RAYZ physically replicates the Solactive Solar v2 index of 48 stocks involved in solar power production, the integration of solar into energy systems, the manufacturing of solar-powered generators, engines, batteries, semiconductors and other technologies related to the solar power industry.
The ETF’s underlying index dropped by around a third between the start of November 2021 and mid-February this year, owing largely to fears of monetary tightening and rates hikes by central banks. These tend to create a risk off setting which is typically unsupportive for growth stocks such as the small and mid-caps in alternative energy industries.
The index then staged a dramatic comeback in step with the arrival of RAYZ, with many pointing to Russia’s invasion of Ukraine and surging fossil fuel prices as an impetus for countries to stop relying of Russian oil and gas – which accounted for a third of Europe’s energy supply.

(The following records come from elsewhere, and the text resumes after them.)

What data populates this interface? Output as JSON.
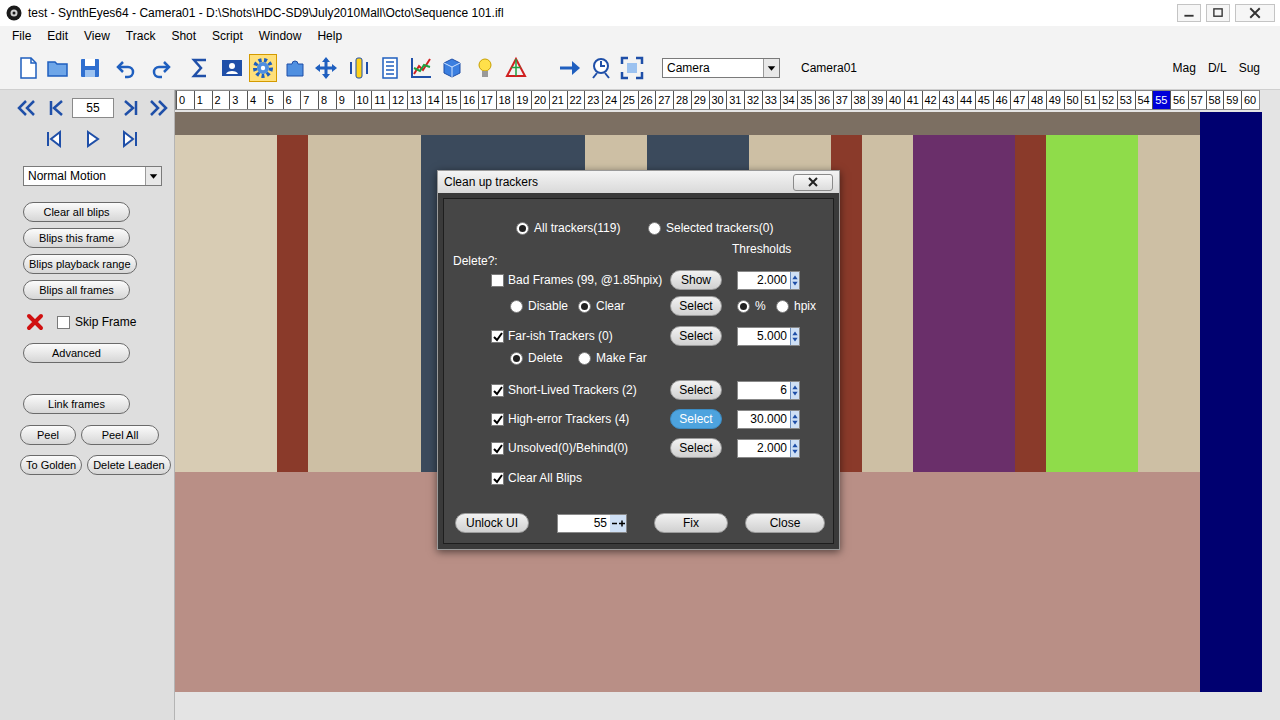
{
  "window": {
    "title": "test - SynthEyes64 - Camera01 - D:\\Shots\\HDC-SD9\\July2010Mall\\Octo\\Sequence 101.ifl"
  },
  "menu": [
    "File",
    "Edit",
    "View",
    "Track",
    "Shot",
    "Script",
    "Window",
    "Help"
  ],
  "toolbar": {
    "tools": [
      {
        "selected": false
      },
      {
        "selected": false
      },
      {
        "selected": false
      },
      {
        "selected": false
      },
      {
        "selected": false
      },
      {
        "selected": false
      },
      {
        "selected": false
      },
      {
        "selected": true
      },
      {
        "selected": false
      },
      {
        "selected": false
      },
      {
        "selected": false
      },
      {
        "selected": false
      },
      {
        "selected": false
      },
      {
        "selected": false
      },
      {
        "selected": false
      },
      {
        "selected": false
      },
      {
        "selected": false
      },
      {
        "selected": false
      },
      {
        "selected": false
      }
    ],
    "object_type": "Camera",
    "object_name": "Camera01",
    "right_labels": [
      "Mag",
      "D/L",
      "Sug"
    ]
  },
  "timeline": {
    "frames": [
      {
        "label": "0",
        "selected": false
      },
      {
        "label": "1",
        "selected": false
      },
      {
        "label": "2",
        "selected": false
      },
      {
        "label": "3",
        "selected": false
      },
      {
        "label": "4",
        "selected": false
      },
      {
        "label": "5",
        "selected": false
      },
      {
        "label": "6",
        "selected": false
      },
      {
        "label": "7",
        "selected": false
      },
      {
        "label": "8",
        "selected": false
      },
      {
        "label": "9",
        "selected": false
      },
      {
        "label": "10",
        "selected": false
      },
      {
        "label": "11",
        "selected": false
      },
      {
        "label": "12",
        "selected": false
      },
      {
        "label": "13",
        "selected": false
      },
      {
        "label": "14",
        "selected": false
      },
      {
        "label": "15",
        "selected": false
      },
      {
        "label": "16",
        "selected": false
      },
      {
        "label": "17",
        "selected": false
      },
      {
        "label": "18",
        "selected": false
      },
      {
        "label": "19",
        "selected": false
      },
      {
        "label": "20",
        "selected": false
      },
      {
        "label": "21",
        "selected": false
      },
      {
        "label": "22",
        "selected": false
      },
      {
        "label": "23",
        "selected": false
      },
      {
        "label": "24",
        "selected": false
      },
      {
        "label": "25",
        "selected": false
      },
      {
        "label": "26",
        "selected": false
      },
      {
        "label": "27",
        "selected": false
      },
      {
        "label": "28",
        "selected": false
      },
      {
        "label": "29",
        "selected": false
      },
      {
        "label": "30",
        "selected": false
      },
      {
        "label": "31",
        "selected": false
      },
      {
        "label": "32",
        "selected": false
      },
      {
        "label": "33",
        "selected": false
      },
      {
        "label": "34",
        "selected": false
      },
      {
        "label": "35",
        "selected": false
      },
      {
        "label": "36",
        "selected": false
      },
      {
        "label": "37",
        "selected": false
      },
      {
        "label": "38",
        "selected": false
      },
      {
        "label": "39",
        "selected": false
      },
      {
        "label": "40",
        "selected": false
      },
      {
        "label": "41",
        "selected": false
      },
      {
        "label": "42",
        "selected": false
      },
      {
        "label": "43",
        "selected": false
      },
      {
        "label": "44",
        "selected": false
      },
      {
        "label": "45",
        "selected": false
      },
      {
        "label": "46",
        "selected": false
      },
      {
        "label": "47",
        "selected": false
      },
      {
        "label": "48",
        "selected": false
      },
      {
        "label": "49",
        "selected": false
      },
      {
        "label": "50",
        "selected": false
      },
      {
        "label": "51",
        "selected": false
      },
      {
        "label": "52",
        "selected": false
      },
      {
        "label": "53",
        "selected": false
      },
      {
        "label": "54",
        "selected": false
      },
      {
        "label": "55",
        "selected": true
      },
      {
        "label": "56",
        "selected": false
      },
      {
        "label": "57",
        "selected": false
      },
      {
        "label": "58",
        "selected": false
      },
      {
        "label": "59",
        "selected": false
      },
      {
        "label": "60",
        "selected": false
      }
    ]
  },
  "left_panel": {
    "frame": "55",
    "mode": "Normal Motion",
    "blip_buttons": [
      "Clear all blips",
      "Blips this frame",
      "Blips playback range",
      "Blips all frames"
    ],
    "skip_frame": {
      "label": "Skip Frame",
      "checked": false
    },
    "advanced": "Advanced",
    "link_frames": "Link frames",
    "pairs": [
      [
        "Peel",
        "Peel All"
      ],
      [
        "To Golden",
        "Delete Leaden"
      ]
    ]
  },
  "dialog": {
    "title": "Clean up trackers",
    "scope": [
      {
        "label": "All trackers(119)",
        "selected": true
      },
      {
        "label": "Selected trackers(0)",
        "selected": false
      }
    ],
    "delete_label": "Delete?:",
    "thresholds_label": "Thresholds",
    "rows": [
      {
        "label": "Bad Frames (99, @1.85hpix)",
        "checked": false,
        "button": {
          "label": "Show",
          "highlighted": false
        },
        "value": "2.000",
        "sub": {
          "options": [
            {
              "label": "Disable",
              "selected": false
            },
            {
              "label": "Clear",
              "selected": true
            }
          ],
          "button": {
            "label": "Select",
            "highlighted": false
          },
          "units": [
            {
              "label": "%",
              "selected": true
            },
            {
              "label": "hpix",
              "selected": false
            }
          ]
        }
      },
      {
        "label": "Far-ish Trackers (0)",
        "checked": true,
        "button": {
          "label": "Select",
          "highlighted": false
        },
        "value": "5.000",
        "sub": {
          "options": [
            {
              "label": "Delete",
              "selected": true
            },
            {
              "label": "Make Far",
              "selected": false
            }
          ]
        }
      },
      {
        "label": "Short-Lived Trackers (2)",
        "checked": true,
        "button": {
          "label": "Select",
          "highlighted": false
        },
        "value": "6"
      },
      {
        "label": "High-error Trackers (4)",
        "checked": true,
        "button": {
          "label": "Select",
          "highlighted": true
        },
        "value": "30.000"
      },
      {
        "label": "Unsolved(0)/Behind(0)",
        "checked": true,
        "button": {
          "label": "Select",
          "highlighted": false
        },
        "value": "2.000"
      },
      {
        "label": "Clear All Blips",
        "checked": true
      }
    ],
    "bottom": {
      "unlock": "Unlock UI",
      "frame": "55",
      "fix": "Fix",
      "close": "Close"
    }
  }
}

With oil prices at an unsustainable high and clean energy stocks coming off a difficult year of trading, the theme’s ETFs were attracting the kind of assets rarely seen since the latter stages of 2020.
Spurring this on were policy developments that helped demonstrate momentum has not diminished in decarbonising the global energy mix. For instance, the German government revealed plans to be completely renewables based in its electricity supply by 2035.

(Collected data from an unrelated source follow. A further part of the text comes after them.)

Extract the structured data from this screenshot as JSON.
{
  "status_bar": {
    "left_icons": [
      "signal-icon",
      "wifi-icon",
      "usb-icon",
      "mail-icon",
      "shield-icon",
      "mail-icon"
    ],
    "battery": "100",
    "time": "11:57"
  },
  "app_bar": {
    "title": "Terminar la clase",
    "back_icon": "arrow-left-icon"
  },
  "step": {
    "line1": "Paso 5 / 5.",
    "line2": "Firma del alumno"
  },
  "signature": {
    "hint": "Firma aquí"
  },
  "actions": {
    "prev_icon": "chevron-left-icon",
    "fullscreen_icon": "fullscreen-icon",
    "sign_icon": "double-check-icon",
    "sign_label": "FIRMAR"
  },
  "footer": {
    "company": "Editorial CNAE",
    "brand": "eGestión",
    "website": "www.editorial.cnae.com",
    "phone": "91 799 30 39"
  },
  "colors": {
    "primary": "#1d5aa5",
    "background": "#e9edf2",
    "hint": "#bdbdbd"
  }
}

Meanwhile, the Senate passed a new $1.5trn fiscal spending package in March meaning US President Joe Biden’s infrastructure plans are now fully funded and the US Energy Department will enjoy a 10% funding increase for its climate-related initiatives.
Overall, 90% of countries worldwide have committed to some form of net-zero plans, with many of the largest nations highlighting solar power as one of the major tools they will use to address their emissions reduction goals.
A leading force in this has been China, which increased its solar capacity by 13.9% – to 54.9 gigawatts – in 2021, greater than the combined capacity of the US and EU at the time.
Chinese state news provider Ecns also reported the country plans to increase its capacity by as much as 75 to 90 gigawatts in 2022 which would be a world-beating jump.
Reflecting China’s solar ambitions and current scale, RAYZ’s underlying index allocates 49.9% to China-listed securities and 28.5% to those in the US – which differs greatly from most products in the broader clean energy category.
The installed capacity of solar energy sources increased by a considerable 1,763% between 2010 and 2020, according to data from the Intergovernmental Panel on Climate Change (IPCC). Admittedly this started from a relatively low base, however, Facts & Factors projects the global market for solar could quadruple to $200bn between now and 2026.